Thanks to everyone for the well wishes. I spent the weekend on the couch...medicated. This was not entirly by choice. Hubby growled at me if I attempted anything more than going to the bathroom. So I took my medicine like a good girl. Thankfully Hubby left early today which meant I could get up and move around! Yeah!!! I promised him I would call tomorrow for the follow up (ultrasound) that the emrgency room wanted. I'm also working behind the bar tomorrow during the St. Patty's Day goings ons...hubby wasn't too pleased with that...but growling long distance doesn't have quite the same effect. Right now I just want to get over my medication hangover and get on with my life.
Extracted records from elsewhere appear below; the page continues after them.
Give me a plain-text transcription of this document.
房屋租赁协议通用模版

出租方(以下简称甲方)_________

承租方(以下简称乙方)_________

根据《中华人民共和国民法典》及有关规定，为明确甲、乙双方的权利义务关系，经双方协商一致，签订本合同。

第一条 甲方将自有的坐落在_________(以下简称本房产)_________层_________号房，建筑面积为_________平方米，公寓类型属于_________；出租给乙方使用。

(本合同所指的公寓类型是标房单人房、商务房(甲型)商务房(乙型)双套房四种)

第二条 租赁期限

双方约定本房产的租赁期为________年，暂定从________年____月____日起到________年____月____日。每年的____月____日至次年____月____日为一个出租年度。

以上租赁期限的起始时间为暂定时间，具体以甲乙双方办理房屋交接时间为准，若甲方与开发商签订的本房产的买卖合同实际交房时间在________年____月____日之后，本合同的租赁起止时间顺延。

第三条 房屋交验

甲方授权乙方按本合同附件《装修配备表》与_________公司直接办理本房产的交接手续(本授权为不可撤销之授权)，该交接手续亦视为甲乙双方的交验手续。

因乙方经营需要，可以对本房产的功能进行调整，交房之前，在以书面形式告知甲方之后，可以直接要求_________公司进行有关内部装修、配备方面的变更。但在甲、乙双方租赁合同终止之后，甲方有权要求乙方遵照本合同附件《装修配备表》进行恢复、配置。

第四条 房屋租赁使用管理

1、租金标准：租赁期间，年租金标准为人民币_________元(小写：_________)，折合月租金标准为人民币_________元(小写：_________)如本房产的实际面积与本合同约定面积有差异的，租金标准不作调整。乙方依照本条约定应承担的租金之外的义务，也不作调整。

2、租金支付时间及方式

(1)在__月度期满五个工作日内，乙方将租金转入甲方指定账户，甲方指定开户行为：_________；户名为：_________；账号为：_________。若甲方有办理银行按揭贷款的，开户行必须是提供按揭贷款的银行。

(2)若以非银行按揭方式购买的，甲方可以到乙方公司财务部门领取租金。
:::grumbling::: damn age...things starting to hurt...not working right...pain...damn
So I've spent yesterday in some pain. I spent some time on WebMD...came to some conclusions that it was kidney stone...or appendicitis. No fever...so go with the kidney stone. Nothing they can really do about that, and I'm not a big believer in pain meds...they make me even more loopy than I am normally. Hurt even more thins morning...getting ready to go to work I had a rip roaring pain and fainted. Hubby took me to the hospital...I bitched the entire time. It still hurt...but it was better. Turns out I have ovarian cycts and one burst. Ohhh goody. Even more doctor visits will now follow. I HATE going to the doctor. This aging thing really sucks!!!